Newbie question regarding solar system



  • vtmapsvtmaps Solar Expert Posts: 3,738 ✭✭✭✭
    This controller is capable of handling up to 125 Amps of continuous solar power, but open collector voltage should not exceed double the nominal battery voltage. So with that info, can run a third string of two 24v solar panels in parallel? Just to increase amperage.
    Yes, do it.   --vtMaps
    4 X 235watt Samsung, Midnite ePanel, Outback VFX3524 FM60 & mate, 4 Interstate L16, trimetric, Honda eu2000i
  • martinruss7martinruss7 Registered Users Posts: 23 ✭✭
    Hey guys I got what might be a dumb question but I'm going to ask any ways. I noticed my electric meter is reading in KVH Instead of KWH. Is this normal? And accurate or am I at a disadvantage with power company?
  • BB.BB. Super Moderators Posts: 26,980 admin
    Do you mean KVAH (kilo volt*amps*hours)? (note the KVH may be some other marking on the meter that is entirely different than my discussion below--I.e., there is a KVH Industries that makes a lot of different stuff--don't think they make utility meters).
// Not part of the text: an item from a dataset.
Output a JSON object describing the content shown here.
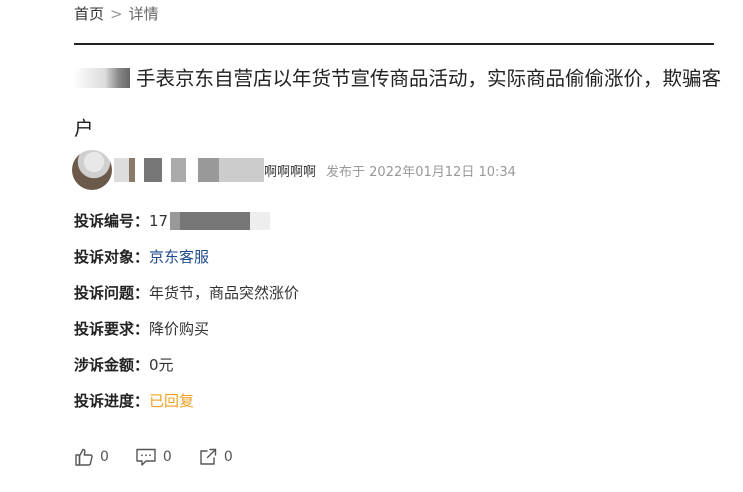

    Most residential meters read in kWH (kilo watt*hours or 1 kWH=1,000 WH). That is a slight advantage for the consumer.
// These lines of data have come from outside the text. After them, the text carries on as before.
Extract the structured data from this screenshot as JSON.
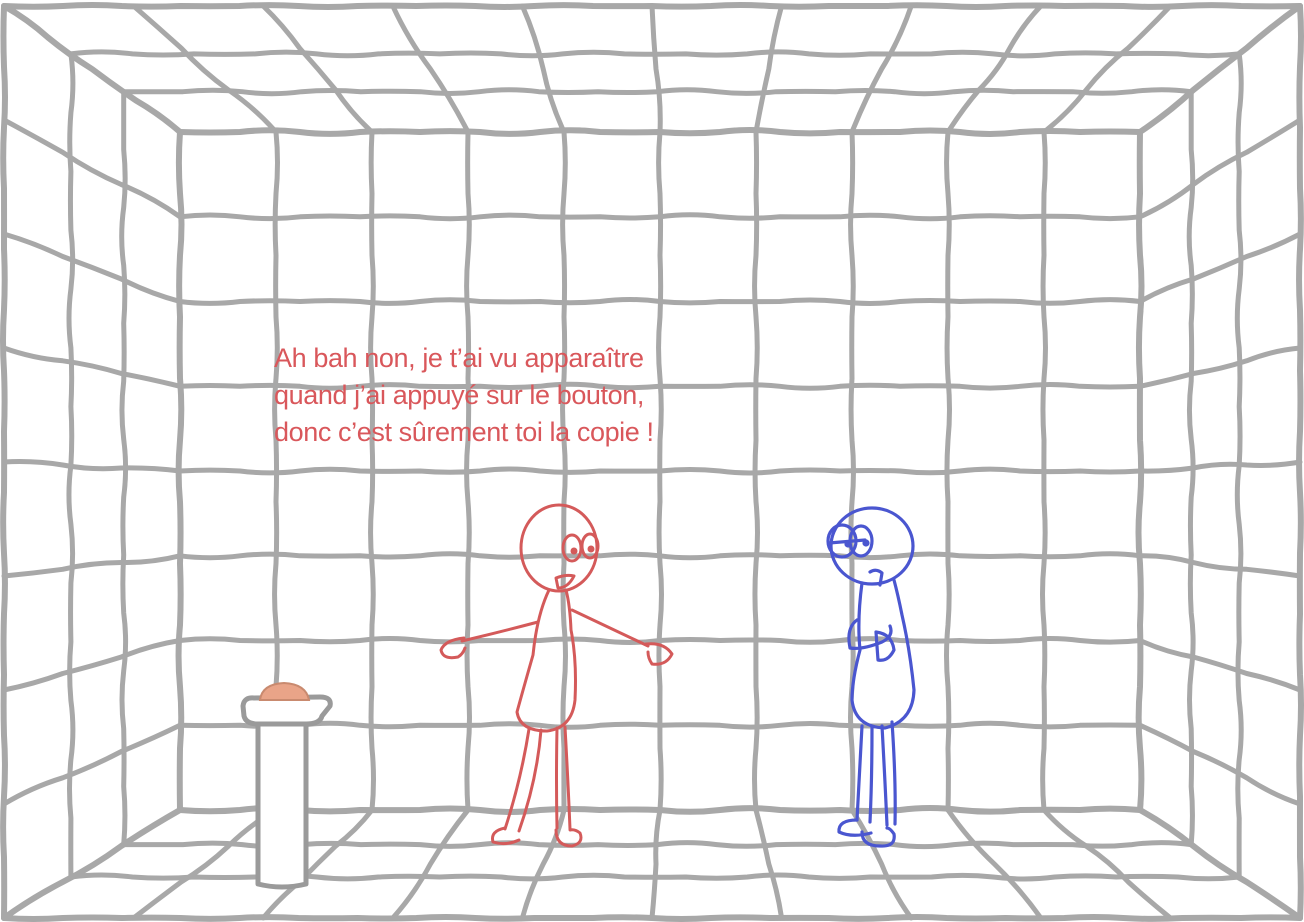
{
  "speech": {
    "lines": [
      "Ah bah non, je t’ai vu apparaître",
      "quand j’ai appuyé sur le bouton,",
      "donc c’est sûrement toi la copie !"
    ]
  },
  "colors": {
    "grid": "#a8a8a8",
    "paper": "#ffffff",
    "red_character": "#d45a5a",
    "blue_character": "#4a56d0",
    "speech_text": "#d9575b",
    "button_dome": "#e9a488",
    "pedestal": "#9a9a9a"
  },
  "characters": [
    {
      "name": "red-character",
      "color_key": "red_character",
      "pose": "arms-open-speaking"
    },
    {
      "name": "blue-character",
      "color_key": "blue_character",
      "pose": "arms-crossed-doubtful"
    }
  ],
  "props": [
    "button-pedestal",
    "button-icon"
  ]
}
    Many large commercial meters can read (with variations) and bill in kVAH (kilo volt*amp*hours). This is (in many ways) more "fair" to the utility. KVAH is either equal to, or larger than KVWH for the same load(s).

    This turns into a "power factor" discussion (and sometimes into a 15 minute peak kWH or KVAH discussion).
    • kWH = kVAH * Power Factor (see that kVAH is either equal to or greater than kVWH)
    More or less, KWH is the energy you are using. KVAH is the "current" you are using... If you have a lot of motors, "cheap" floresent, arc, mercury, metal halide, LED lighting, or even lots of computers (especially older computers)--Your loads may have "poor power factor"... You are using more current with poor PF loads--And your bill can be upwards of 1/0.65PF=1.54x billing larger than the same loads with a kWH type meter. (note: "good to perfect PF" loads are around 0.95 or near 1.0).

    For large commercial facilities, the utility will charge based on some version of KVAH, and the customer will work do improve their PF (closer to 1.0 PF).

    For homes, it is possible that some "twisty bulbs" (florescent) can have PF as low as 0.5 -- Meaning that they are only 50% efficient in terms of current usage (i.e., instead of using 0.1 amps, they use 0.2 amps for a 120 volt 12 watt bulb). These poor PF bulbs save the consumer a lot of money (i.e., 60 watt filament = 12 watt florescent)... However as far the the utility (and the wiring, distribution transformers, etc.) are concerned, the user is using 24 VA worth of their services, but the customer is only paying for 12 Watts. (i.e., the utility has to supply 2x more current to a poor PF twisty bulb vs a "good PF" twisty bulb--and they cannot sell any more power to anyone else because the poor PF is using "real" current--And the utility only gets pay 1/2 as much money (the utility's fuel cost is still less--because kWH=Fuel usage--However the wiring and transformers are rated in kVAH).

    Near San Francisco California: 3.5kWatt Grid Tied Solar power system+small backup genset
  • martinruss7martinruss7 Registered Users Posts: 23 ✭✭
    I had the power company come change the digital smart meter out. And now it reads KWH Instead of KVH and monitor my usage daily on the website, and have seen a 10 kWh drop in usage since change.